Tal evolução normativa busca justamente diminuir a carga de trabalho dos juízos de execução contra a Fazenda Pública no estado de São Paulo, e combater um dos maiores problemas atuais do mercado de precatórios: a demora na análise e homologação das cessões de crédito. Não é raro uma petição de comunicação de cessão de crédito demorar mais de um ano para ser apreciada e, caso haja algum vício, essa análise se arrastar por anos, trazendo enorme insegurança à operação.

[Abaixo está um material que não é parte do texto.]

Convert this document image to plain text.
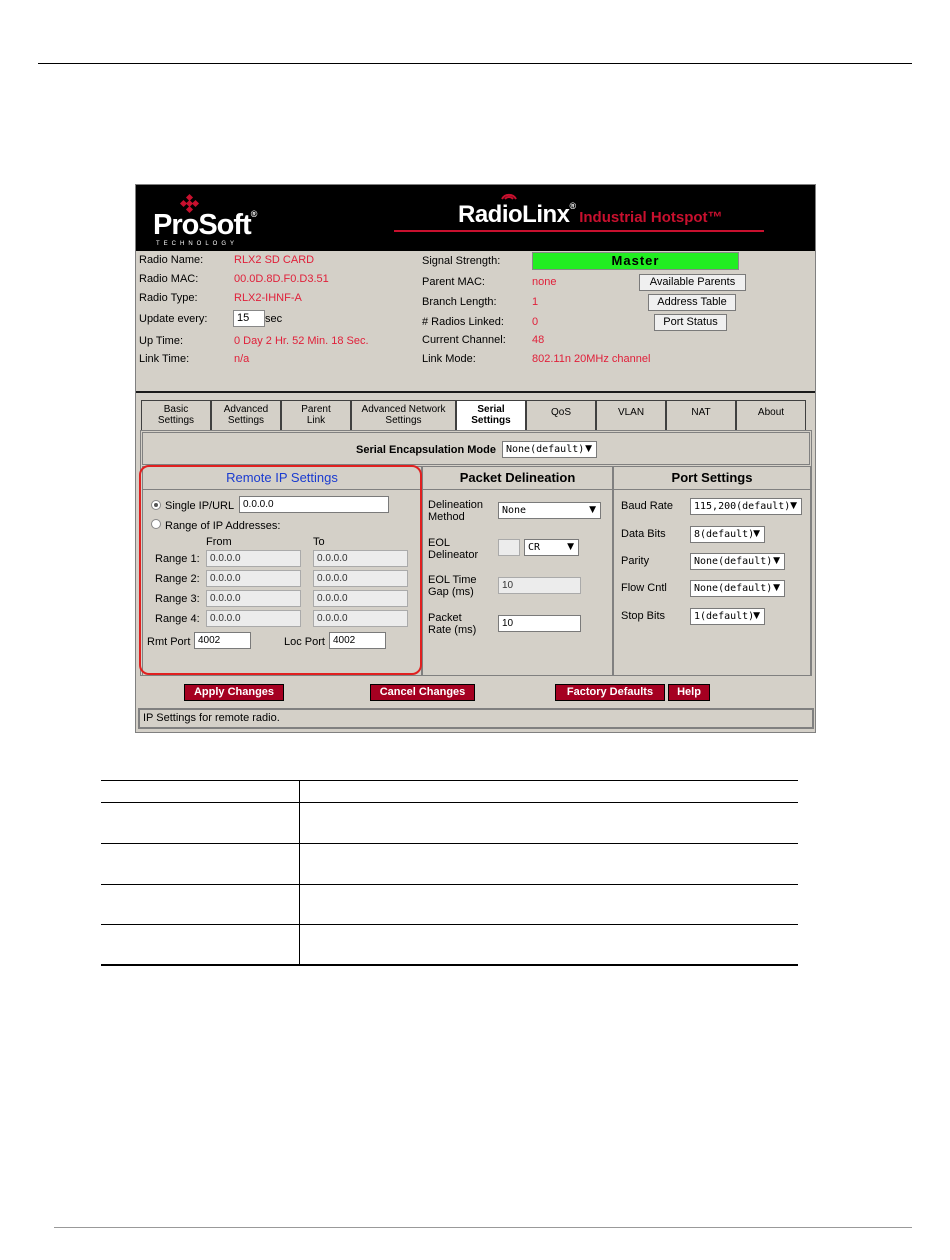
ProSoft®
TECHNOLOGY
RadioLinx® Industrial Hotspot™
Radio Name:	RLX2 SD CARD
Radio MAC:	00.0D.8D.F0.D3.51
Radio Type:	RLX2-IHNF-A
Update every:	15	sec
Up Time:	0 Day 2 Hr. 52 Min. 18 Sec.
Link Time:	n/a
Signal Strength:	Master
Parent MAC:	none
Branch Length:	1
# Radios Linked:	0
Current Channel: 48
Link Mode:	802.11n 20MHz channel
Available Parents
Address Table
Port Status
Basic
Settings
Advanced
Settings
Parent
Link
Advanced Network
Settings
Serial
Settings
QoS	VLAN	NAT	About
Serial Encapsulation Mode	None(default) ▼
Remote IP Settings
Single IP/URL 0.0.0.0
Range of IP Addresses:
From	To
Range 1:	0.0.0.0	0.0.0.0
Range 2:	0.0.0.0	0.0.0.0
Range 3:	0.0.0.0	0.0.0.0
Range 4:	0.0.0.0	0.0.0.0
Rmt Port 4002	Loc Port 4002
Packet Delineation
Delineation
Method
None	▼
EOL
Delineator
CR	▼
EOL Time
Gap (ms)
10
Packet
Rate (ms)
10
Port Settings
Baud Rate	115,200(default) ▼
Data Bits	8(default)
▼
Parity	None(default) ▼
Flow Cntl	None(default) ▼
Stop Bits	1(default)
▼
Apply Changes	Cancel Changes	Factory Defaults	Help
IP Settings for remote radio.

A participação do tabelião permitirá que o juiz foque sua atividade naquilo que ela é mais necessária e fará com que a homologação se torne, a médio prazo e conforme as normas já estabelecidas, algo praticamente automático e instantâneo! Como cita Blasco em texto sobre o renascimento das hipotecas, que pode ser adotado para o presente caso dos precatórios, “três características marcam essa via: (1) previsibilidade de custo (…), (2) previsibilidade de duração (…) e (3) absurda redução de espaço para adoção de meios protelatórios (…)”.
Considerações finais
Percebe-se, assim, que a exigência da celebração do negócio por escritura pública vai muito além de uma simples formalidade, que poderia ser substituída por certificados digitais ou plataformas eletrônicas. Mesmo nesse ponto, a supervisão do tabelião gera muito mais segurança em relação à exteriorização da vontade das partes do que a simples utilização de um certificado digital ou mecanismos de blockchain.

Na linha da recente Lei nº 14.711/2023, o provimento segue atribuindo novas funções aos tabeliães, como a comunicação ao Judiciário de negociações para cessão de direitos creditórios, tornando ineficazes cessões comunicadas posteriormente – e garantindo prazo para a juntada das escrituras.
Em conclusão, o provimento é um avanço, lançando um novo e fundamental papel aos tabeliães que trará maior credibilidade ao mercado de precatórios, velocidade às transações e ganhos a todos os envolvidos: cedentes, cessionários e advogados.